Two pipes A and B can fill a cistern in $12$ minutes and $15$ minutes respectively while a third pipe C can empty the full tank in $6$ minutes. A and B kept open for $5$ minutes in the beginning and then C was also opened. In what time is the cistern emptied?
A) $30\min $
B) $33\min $
C) $37\dfrac{1}{2}\min $
D) \[45\]min

Answer 1

Hint: First, we shall note down the given information so that it will be easy for us to solve. It is given that two pipes A and B can fill a cistern in $12$ minutes and $15$ minutes. Also, it is given that the third pipe C can empty the full tank in $6$ minutes. Now, A and B are kept open for $5$ minutes in the beginning and then C is also opened. We are asked at what time the cistern is emptied.
In this question, first, we need to find the part filled by pipe A in one minute. Similarly, we need to find the part filled by pipe B in one minute. Also, we need to calculate the part emptied by pipe C in one minute. And then, we can calculate the part emptied when all pipes are opened in one minute. Then, we can calculate the part emptied by pipes A and B.
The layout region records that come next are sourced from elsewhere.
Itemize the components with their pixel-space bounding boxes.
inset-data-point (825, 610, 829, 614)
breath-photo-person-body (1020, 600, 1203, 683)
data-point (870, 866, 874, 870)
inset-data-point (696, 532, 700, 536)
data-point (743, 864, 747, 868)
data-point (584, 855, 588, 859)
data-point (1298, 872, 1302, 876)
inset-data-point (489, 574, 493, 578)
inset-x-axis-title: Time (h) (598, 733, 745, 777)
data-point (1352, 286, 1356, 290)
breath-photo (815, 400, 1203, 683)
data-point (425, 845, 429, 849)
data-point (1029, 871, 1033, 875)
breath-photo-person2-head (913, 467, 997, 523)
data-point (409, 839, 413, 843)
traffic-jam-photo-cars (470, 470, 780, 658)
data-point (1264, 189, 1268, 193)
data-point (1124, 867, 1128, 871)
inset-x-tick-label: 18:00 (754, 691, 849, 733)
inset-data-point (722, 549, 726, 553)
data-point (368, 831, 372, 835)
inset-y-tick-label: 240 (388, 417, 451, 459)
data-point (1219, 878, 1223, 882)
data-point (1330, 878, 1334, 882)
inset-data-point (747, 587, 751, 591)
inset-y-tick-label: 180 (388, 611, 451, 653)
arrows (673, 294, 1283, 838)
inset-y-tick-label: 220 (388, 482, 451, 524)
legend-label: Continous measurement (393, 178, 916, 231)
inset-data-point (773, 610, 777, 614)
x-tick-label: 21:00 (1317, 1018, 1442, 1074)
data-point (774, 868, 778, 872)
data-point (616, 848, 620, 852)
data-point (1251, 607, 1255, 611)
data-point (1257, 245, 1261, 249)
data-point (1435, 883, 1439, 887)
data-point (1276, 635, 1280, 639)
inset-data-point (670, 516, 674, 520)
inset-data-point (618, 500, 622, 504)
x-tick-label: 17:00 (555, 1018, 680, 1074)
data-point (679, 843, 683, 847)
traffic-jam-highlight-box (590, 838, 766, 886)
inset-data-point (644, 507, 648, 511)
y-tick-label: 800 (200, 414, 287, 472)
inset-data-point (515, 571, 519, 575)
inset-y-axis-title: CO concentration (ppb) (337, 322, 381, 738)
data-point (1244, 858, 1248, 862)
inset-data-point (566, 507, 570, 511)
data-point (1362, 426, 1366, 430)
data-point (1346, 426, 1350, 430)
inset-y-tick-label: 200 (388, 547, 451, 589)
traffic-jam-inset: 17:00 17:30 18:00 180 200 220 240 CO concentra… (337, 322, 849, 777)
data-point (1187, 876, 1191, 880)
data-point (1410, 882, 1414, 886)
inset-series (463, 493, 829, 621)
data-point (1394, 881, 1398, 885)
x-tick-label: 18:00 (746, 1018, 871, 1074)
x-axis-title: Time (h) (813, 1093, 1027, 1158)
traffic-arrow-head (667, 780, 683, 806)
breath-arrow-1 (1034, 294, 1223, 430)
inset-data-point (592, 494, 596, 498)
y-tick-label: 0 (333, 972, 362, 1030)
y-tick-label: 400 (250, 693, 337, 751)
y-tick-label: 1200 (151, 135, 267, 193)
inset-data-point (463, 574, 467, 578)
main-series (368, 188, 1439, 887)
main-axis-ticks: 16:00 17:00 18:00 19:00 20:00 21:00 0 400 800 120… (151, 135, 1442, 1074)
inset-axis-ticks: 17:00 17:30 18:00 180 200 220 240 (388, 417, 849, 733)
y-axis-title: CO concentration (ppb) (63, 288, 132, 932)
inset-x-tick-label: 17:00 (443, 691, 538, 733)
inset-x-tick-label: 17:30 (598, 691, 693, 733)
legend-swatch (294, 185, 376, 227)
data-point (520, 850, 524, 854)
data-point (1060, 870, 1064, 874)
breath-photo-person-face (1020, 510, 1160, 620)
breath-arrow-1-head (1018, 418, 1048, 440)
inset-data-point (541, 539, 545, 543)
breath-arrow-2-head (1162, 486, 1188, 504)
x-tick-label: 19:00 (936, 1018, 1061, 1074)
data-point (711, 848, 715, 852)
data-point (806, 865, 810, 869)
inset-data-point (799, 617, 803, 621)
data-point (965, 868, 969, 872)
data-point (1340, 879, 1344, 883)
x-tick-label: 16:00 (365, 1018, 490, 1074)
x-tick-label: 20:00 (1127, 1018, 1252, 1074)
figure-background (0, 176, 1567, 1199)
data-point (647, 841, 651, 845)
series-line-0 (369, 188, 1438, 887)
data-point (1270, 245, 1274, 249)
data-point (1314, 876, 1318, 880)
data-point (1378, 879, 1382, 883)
Complete step by step answer:
From the given two pipes A and B can fill a cistern in $12$ minutes and $15$ minutes.
First, we need to find the part filled by pipe A in one minute.
The part filled by pipe A in one minute $ = \dfrac{1}{{12}}$
 Similarly, the part filled by pipe B in one minute$ = \dfrac{1}{{15}}$
The part filled in $5$ minutes by both pipes$ = 5 \times \left( {\dfrac{1}{{12}} + \dfrac{1}{{15}}} \right)$
$ = 5 \times \dfrac{9}{{60}}$
$
   = \dfrac{9}{{12}} \\
   = \dfrac{3}{4} \\
 $
Since the third pipe C can empty the full tank in$6$minutes, we get,
The part emptied by pipe C in one minute$ = \dfrac{1}{6}$
The part emptied when all pipes are opened in one minute\[ = \dfrac{1}{6} - \left( {\dfrac{1}{{12}} + \dfrac{1}{{15}}} \right)\]
$ = \dfrac{1}{6} - \dfrac{9}{{60}}$
$ = \dfrac{1}{{60}}$
Hence, $\dfrac{1}{{60}}$ part is emptied in one minute.
One part is emptied in $60$ minutes.
Hence, $\dfrac{3}{4}$ the part can be emptied by pipes A and B in $\dfrac{3}{4} \times 60$$ = 45$minutes.

So, the correct answer is “Option D”.

Note: First, we need to find the part filled by pipe A in one minute. Similarly, we need to find the part filled by pipe B in one minute. Also, we need to calculate the part emptied by pipe C in one minute. And then, we can calculate the part emptied when all pipes are opened in one minute. Then, we can calculate the part emptied by pipes A and B.